Intellectual disability (ID), also known as general learning disability and mental retardation (MR), is a generalized neurodevelopmental disorder characterized by significantly impaired intellectual and adaptive functioning. It is defined by an IQ score below 70 in addition to deficits in two or more adaptive behaviours that affect every-day, general living. Once focused almost entirely on cognition, the definition now includes both a component relating to mental functioning and one relating to individuals’ functional skills in their environments. As a result of this focus on the person’s abilities in practice, a person with an unusually low IQ may not be considered to have intellectually disability. Intellectual disability is subdivided into syndromic intellectual disability, in which intellectual deficits associated with other medical and behavioral signs and symptoms are present, and non-syndromic intellectual disability, in which intellectual deficits appear without other abnormalities. Down syndrome and fragile X syndrome are examples of syndromic intellectual disabilities.

Intellectual disability affects about 2–3% of the general population. Seventy-five to ninety percent of the affected people have mild intellectual disability. Non-syndromic or idiopathic cases account for 30–50% of cases. About a quarter of cases are caused by a genetic disorder and about 5% of cases are inherited from parents. Cases of unknown cause affect about 95 million people as of 2013.

Children with mental challenge generally do everything late viz: they sit up late, crawl late, walk late and talk late.

Signs of Intellectual disability:

Intellectual disability (ID) begins during childhood and involves deficits in mental abilities, social skills, and core activities of daily living (ADLs) when compared to same-aged peers. There often are no physical signs of mild forms of ID, although there may be characteristic physical traits when it is associated with a genetic disorder (e.g. Down syndrome).

The level of impairment ranges in severity for each person. Some of the early signs can include:

  • Delays in reaching or failure to achieve milestones in motor skills development (sitting, crawling, walking)
  • Slowness learning to talk or continued difficulties with speech and language skills after starting to talk
  • Difficulty with self-help and self-care skills (e.g., getting dressed, washing, and feeding themselves)
  • Poor planning or problem solving abilities
  • Behavioral and social problems
  • Failure to grow intellectually or continued infant-like behavior
  • Problems keeping up in school
  • Failure to adapt or adjust to new situations
  • Difficulty in understanding and following social rules

Categories of Intellectual disability

Mild Intellectual disability – The range of 50 to 69 (standardized IQ test) is indicative of mild retardation. Understanding and use of language tend to be delayed to a varying degree and executive speech problems that interfere with the development of independence may persist into adult life.

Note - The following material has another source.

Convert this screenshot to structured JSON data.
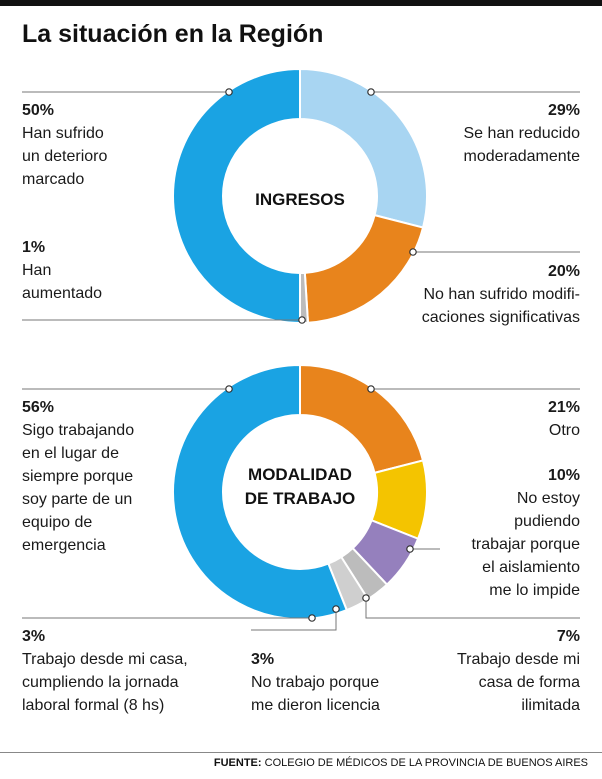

Moderate Intellectual disability – The IQ is in the range of 35 to 49. Discrepant profiles of abilities are common in this group with some individuals achieving higher levels in visuospatial skills than in tasks dependent on language while others are markedly clumsy by enjoy social interaction and simple conversation. The level of development of language in variable: some of those affected can take part in simple conversations while others have only enough language to communicate their basic needs.

Severe Intellectual disability – The IQ is usually in the range of 20 to 34. In this category, most of the people suffer from a marked degree of motor impairment or other associated deficits indicating the presence of clinically significant damage to or mal development of the central nervous system.

Profound Intellectual disability – The IQ in this category estimated to be under 20. The ability to understand or comply with requests or instructions are severally limited. Most of such individuals are immobile or severally restricted in mobility, incontinent and capable at most of only very rudimentary forms of non-verbal communication. They possess little or no ability to care for their own basic needs and require constant help and supervision.